EXHIBIT No. 04 // THE DOSE LEDGER

TB-500 dosage: what was administered, to which species, by which route

A research-context ledger of the doses and routes in the literature — recorded as study facts, never as a human protocol.

TB-500 Dosage in the Research Literature

TB-500 dosage in the research literature is, like the efficacy data, mostly a record of full-length thymosin beta-4 doses, and it spans a wide range by model. In rodent cardiac and neurological studies, doses ran roughly 6 to 12 mg/kg; the embolic-stroke dose-response study tested 2, 12, and 18 mg/kg intraperitoneally, with a modeled optimal near 3.75 mg/kg [4]. The mdx muscular-dystrophy study used 150 µg twice weekly intraperitoneally for 6 months.

Human dosing exists only for the parent protein and only intravenously: the Phase 1 study administered 42, 140, 420, and 1260 mg — a single dose, then daily for 14 days [6]. At the other extreme, picogram-to-nanogram amounts are bioactive in vitro, with ~10 pg active in keratinocyte-migration assays [3]. None of this is a human-use schedule for the TB-500 fragment, and the "loading then maintenance" protocols circulating in athletic communities are not derived from controlled human trials and have no published clinical validation.

TB-500 Half-Life: What the Research Shows

No validated human pharmacokinetic half-life exists for the TB-500 heptapeptide. The only relevant human PK is from the intravenous full-length Tβ4 Phase 1 study, in which pharmacokinetics were dose-proportional and half-life increased with dose [6].

Anti-doping LC-MS work has characterized TB-500 and its metabolites in equine plasma and urine, but that is detection chemistry, not a human PK profile. So the honest half-life statement for the fragment is that it has not been measured in humans.

Can TB-500 be taken orally?

The studied routes are intraperitoneal, intravenous, and topical/ophthalmic. As a peptide, TB-500 is subject to gastrointestinal proteolysis, and no oral research dosing is validated. Oral administration is not a route the literature supports for the fragment.

Routes studied

Intraperitoneal injection predominates in rodent efficacy studies [3][4]. Intravenous dosing appears in the human Phase 1 of full-length Tβ4 and in some cardiac models [6][2]. Topical and ophthalmic routes carry the corneal and dermal wound work and the dry-eye RCTs of Tβ4 / RGN-259 [7]. Subcutaneous and intramuscular routes circulate as community research-use routes but are not drawn from controlled human efficacy trials.

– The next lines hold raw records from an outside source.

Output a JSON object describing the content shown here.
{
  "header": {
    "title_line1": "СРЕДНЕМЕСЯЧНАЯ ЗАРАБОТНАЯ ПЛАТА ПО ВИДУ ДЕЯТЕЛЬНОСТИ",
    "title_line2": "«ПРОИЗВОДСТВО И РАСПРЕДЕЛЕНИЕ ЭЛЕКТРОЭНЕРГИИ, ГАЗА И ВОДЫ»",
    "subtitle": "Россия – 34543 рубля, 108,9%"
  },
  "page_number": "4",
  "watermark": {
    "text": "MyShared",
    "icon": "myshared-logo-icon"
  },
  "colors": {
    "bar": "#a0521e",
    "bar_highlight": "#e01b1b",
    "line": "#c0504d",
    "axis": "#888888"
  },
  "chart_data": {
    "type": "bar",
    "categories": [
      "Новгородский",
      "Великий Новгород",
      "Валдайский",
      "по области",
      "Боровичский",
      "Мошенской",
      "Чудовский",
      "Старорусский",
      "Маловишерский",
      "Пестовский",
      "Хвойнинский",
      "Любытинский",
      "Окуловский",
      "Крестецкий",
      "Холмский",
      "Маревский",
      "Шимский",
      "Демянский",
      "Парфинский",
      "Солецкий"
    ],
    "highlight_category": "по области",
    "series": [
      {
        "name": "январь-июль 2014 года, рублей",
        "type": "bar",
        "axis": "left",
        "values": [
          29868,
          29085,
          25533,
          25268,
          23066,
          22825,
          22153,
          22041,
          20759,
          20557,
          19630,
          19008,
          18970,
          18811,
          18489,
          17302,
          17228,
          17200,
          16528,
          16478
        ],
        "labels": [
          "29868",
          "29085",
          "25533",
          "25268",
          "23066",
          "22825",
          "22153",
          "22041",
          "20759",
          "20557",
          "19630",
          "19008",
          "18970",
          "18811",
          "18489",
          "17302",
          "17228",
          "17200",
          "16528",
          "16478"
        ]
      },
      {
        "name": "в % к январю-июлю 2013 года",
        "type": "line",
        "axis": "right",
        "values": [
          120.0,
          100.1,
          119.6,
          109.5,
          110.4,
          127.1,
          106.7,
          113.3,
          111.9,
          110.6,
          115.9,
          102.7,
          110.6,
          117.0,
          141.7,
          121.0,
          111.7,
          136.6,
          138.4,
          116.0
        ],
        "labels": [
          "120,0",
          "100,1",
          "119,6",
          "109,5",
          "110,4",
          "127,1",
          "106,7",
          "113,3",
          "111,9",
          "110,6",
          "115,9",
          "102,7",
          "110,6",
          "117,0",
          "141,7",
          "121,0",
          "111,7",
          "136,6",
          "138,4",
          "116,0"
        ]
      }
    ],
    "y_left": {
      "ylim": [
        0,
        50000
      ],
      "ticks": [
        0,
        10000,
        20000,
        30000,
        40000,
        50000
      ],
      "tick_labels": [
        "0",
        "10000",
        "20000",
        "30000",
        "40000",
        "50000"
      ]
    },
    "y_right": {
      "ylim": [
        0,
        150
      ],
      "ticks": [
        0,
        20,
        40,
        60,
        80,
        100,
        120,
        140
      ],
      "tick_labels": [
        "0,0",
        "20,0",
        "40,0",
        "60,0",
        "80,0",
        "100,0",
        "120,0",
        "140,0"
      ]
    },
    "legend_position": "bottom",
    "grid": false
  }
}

Material handling is consistent across the literature: TB-500 is supplied as a lyophilized powder for research use, reconstituted in bacteriostatic or sterile water, and kept refrigerated. As a short acetylated peptide it is more chemically robust than the full-length protein but still degrades with proteolysis and freeze-thaw cycling, and identity and purity of research-grade material are a recurring concern.

Why "more" is not a dosing strategy here

The community "loading then maintenance" pattern assumes a dose-response that the animal data do not support. The clearest counterexample is the rat embolic-stroke study: 2 and 12 mg/kg improved neurological outcomes, but 18 mg/kg did not, and the modeled optimal sat near 3.75 mg/kg [4]. Higher was not better; in that model it was worse than the middle of the range.

That non-monotonic shape matters for anyone reading dosing folklore. A protocol built on the premise that escalating the amount escalates the benefit is contradicted by the one dedicated dose-response study in the file [4]. It is another reason this page reports doses as study facts rather than as a ladder to climb.

Material quality and why it complicates dosing talk

Even setting aside the human-data gap, a stated "dose" of research-grade TB-500 assumes the vial contains what the label says. Identity, purity, and the correct sequence — full-length protein versus the Ac-LKKTETQ fragment — are a recurring concern in unregulated supply, and that uncertainty also complicates interpreting any anecdotal result.

Handling adds further variability: the peptide is supplied lyophilized, reconstituted in bacteriostatic or sterile water, and degraded by proteolysis and repeated freeze-thaw cycles. Between an unverified starting amount and post-reconstitution degradation, a nominal figure in a forum may not correspond to what was actually delivered — one more reason a number from the literature does not transfer to a person.

Why no human dosing is stated here

There are no completed controlled clinical trials of the TB-500 heptapeptide for any indication. Human clinical data exist only for full-length synthetic thymosin beta-4 — the IV Phase 1 safety study and topical ophthalmic trials [6]. Because the fragment has no validated quantitative profile of its own and is not an approved medicine, this page reports what was administered in studies and to which species, and it does not translate any figure into a human protocol. The regulatory side of that boundary is covered in the TB-500 legal status and 503A compounding access file.